Hi guys,
I’m new here and just learn pytorch for 3 days. I tried to implement a demo about convnet but it didn’t work since the output loss at training period was never changed. And I figured out that when I ran loss.backward, the grad was always 0. Here is my demo code, is there something wrong with it ?
class Net(nn.Module):
def __init__(self):
super(Net, self).__init__()
self.conv1 = nn.Conv2d(1, 10, 3, padding=1)
self.conv2 = nn.Conv2d(10, 1, 1)
def forward(self, _x):
_x = F.relu(self.conv1(_x))
_x = F.softmax(self.conv2(_x))
return _x
class myLoss(nn.Module):
def __init__(self):
super(myLoss, self).__init__()
def forward(self, predict, target):
predict = predict.view(predict.size()[0], -1)
target = target.view(target.size()[0], -1)
return (predict - target).mean()
x = torch.FloatTensor(torch.rand(10, 1, 100, 100))

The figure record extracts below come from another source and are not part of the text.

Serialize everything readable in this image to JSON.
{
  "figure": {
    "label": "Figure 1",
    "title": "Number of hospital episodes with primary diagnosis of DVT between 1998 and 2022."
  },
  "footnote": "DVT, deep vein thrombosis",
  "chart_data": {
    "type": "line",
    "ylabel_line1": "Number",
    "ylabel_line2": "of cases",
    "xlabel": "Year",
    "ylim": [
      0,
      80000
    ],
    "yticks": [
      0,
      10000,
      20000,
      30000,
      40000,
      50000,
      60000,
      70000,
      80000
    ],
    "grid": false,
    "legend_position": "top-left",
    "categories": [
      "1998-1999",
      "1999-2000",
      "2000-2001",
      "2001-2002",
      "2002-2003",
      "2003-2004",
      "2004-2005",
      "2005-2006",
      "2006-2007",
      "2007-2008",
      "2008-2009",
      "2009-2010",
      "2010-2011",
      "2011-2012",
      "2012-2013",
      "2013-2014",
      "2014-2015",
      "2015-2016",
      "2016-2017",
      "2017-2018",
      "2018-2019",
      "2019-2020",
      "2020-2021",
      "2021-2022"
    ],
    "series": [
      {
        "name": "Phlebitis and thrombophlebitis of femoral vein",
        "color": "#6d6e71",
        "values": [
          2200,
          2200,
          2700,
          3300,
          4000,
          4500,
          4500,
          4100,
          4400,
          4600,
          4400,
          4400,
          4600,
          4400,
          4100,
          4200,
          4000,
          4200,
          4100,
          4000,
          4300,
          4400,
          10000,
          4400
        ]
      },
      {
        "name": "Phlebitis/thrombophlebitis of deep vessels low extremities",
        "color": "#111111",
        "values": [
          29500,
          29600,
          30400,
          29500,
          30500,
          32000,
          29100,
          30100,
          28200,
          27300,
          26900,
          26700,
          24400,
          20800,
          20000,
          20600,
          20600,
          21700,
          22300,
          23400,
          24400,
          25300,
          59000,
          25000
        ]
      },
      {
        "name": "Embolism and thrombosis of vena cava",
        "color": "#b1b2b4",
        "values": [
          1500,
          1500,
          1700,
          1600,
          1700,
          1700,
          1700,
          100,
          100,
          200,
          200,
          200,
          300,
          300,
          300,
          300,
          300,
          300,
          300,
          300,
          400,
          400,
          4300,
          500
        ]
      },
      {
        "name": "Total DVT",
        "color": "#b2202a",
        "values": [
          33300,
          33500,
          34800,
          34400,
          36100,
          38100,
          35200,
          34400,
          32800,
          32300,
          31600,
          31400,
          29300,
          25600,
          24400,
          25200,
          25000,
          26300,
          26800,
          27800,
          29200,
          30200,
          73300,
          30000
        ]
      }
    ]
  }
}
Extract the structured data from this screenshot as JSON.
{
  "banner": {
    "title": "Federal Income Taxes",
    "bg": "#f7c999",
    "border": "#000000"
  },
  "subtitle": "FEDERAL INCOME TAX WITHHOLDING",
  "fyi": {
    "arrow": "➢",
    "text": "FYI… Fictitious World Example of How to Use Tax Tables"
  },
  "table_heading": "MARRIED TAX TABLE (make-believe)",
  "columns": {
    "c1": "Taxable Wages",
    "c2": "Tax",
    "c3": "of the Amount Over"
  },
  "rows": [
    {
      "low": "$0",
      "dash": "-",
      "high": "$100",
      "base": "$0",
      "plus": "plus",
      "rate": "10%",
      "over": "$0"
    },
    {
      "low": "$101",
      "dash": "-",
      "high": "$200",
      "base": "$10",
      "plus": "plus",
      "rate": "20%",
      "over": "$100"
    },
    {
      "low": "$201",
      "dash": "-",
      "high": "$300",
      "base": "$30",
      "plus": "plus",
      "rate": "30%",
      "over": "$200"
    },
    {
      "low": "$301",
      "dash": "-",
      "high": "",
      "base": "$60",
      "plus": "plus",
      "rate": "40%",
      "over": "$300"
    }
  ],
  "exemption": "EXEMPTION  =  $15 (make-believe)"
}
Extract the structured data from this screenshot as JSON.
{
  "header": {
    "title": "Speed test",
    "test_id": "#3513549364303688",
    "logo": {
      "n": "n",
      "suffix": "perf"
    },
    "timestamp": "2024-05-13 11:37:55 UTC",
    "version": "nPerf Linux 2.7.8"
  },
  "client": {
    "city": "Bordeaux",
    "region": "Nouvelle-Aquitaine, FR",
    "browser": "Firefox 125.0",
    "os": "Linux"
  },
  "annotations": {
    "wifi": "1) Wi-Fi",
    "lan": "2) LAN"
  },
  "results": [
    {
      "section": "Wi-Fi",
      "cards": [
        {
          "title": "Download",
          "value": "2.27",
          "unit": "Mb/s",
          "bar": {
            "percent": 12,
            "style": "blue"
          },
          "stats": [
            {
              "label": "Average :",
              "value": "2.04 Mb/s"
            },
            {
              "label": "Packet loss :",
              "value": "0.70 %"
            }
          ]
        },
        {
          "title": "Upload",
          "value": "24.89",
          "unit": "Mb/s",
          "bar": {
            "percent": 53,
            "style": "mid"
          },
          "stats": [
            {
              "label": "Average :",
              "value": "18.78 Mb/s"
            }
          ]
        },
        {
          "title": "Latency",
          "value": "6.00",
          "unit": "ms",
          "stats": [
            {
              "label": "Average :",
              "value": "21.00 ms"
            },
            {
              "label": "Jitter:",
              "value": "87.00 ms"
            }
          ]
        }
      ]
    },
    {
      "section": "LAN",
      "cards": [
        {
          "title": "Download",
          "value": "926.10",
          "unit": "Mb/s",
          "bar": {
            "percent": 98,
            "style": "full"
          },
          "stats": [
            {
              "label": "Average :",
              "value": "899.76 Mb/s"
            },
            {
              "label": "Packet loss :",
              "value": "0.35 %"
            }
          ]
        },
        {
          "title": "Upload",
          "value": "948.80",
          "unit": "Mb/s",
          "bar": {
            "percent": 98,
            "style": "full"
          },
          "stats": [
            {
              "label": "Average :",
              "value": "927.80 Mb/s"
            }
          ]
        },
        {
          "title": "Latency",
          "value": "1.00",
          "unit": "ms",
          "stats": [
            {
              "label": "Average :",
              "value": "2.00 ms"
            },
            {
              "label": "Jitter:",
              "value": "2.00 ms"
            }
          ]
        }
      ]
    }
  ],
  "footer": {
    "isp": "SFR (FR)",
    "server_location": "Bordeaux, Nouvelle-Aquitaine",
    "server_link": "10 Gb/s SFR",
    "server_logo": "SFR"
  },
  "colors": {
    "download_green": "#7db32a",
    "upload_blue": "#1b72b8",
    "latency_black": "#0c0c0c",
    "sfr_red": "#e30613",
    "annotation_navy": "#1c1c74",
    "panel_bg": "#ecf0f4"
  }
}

y = torch.FloatTensor(torch.rand(10, 1, 100, 100))
x = Variable(x)
y = Variable(y)
net = Net()
opt = optim.Adam(net.parameters(), lr=0.1)
cr = myLoss()
for epoch in xrange(1000):
output = net(x)
loss = cr(output, y)
opt.zero_grad()
# print loss
loss.backward()
# for f in net.parameters():
# print(f.grad)
opt.step()
In this code, loss never changed and f.grad was always 0
It’s my misuse of softmax function. I just change the function to sigmoid function. And I think it is advisable to print the output of every layer to see where the mistake happened. Maybe the initial weights , relu function, etc.
Hi @Tao_jiang, thanks for the reply! I just changed the softmax to sigmoid too, and it works!
but do you know why is that?? I heard that softmax+crossentropy is a good combination but why it fails in this case?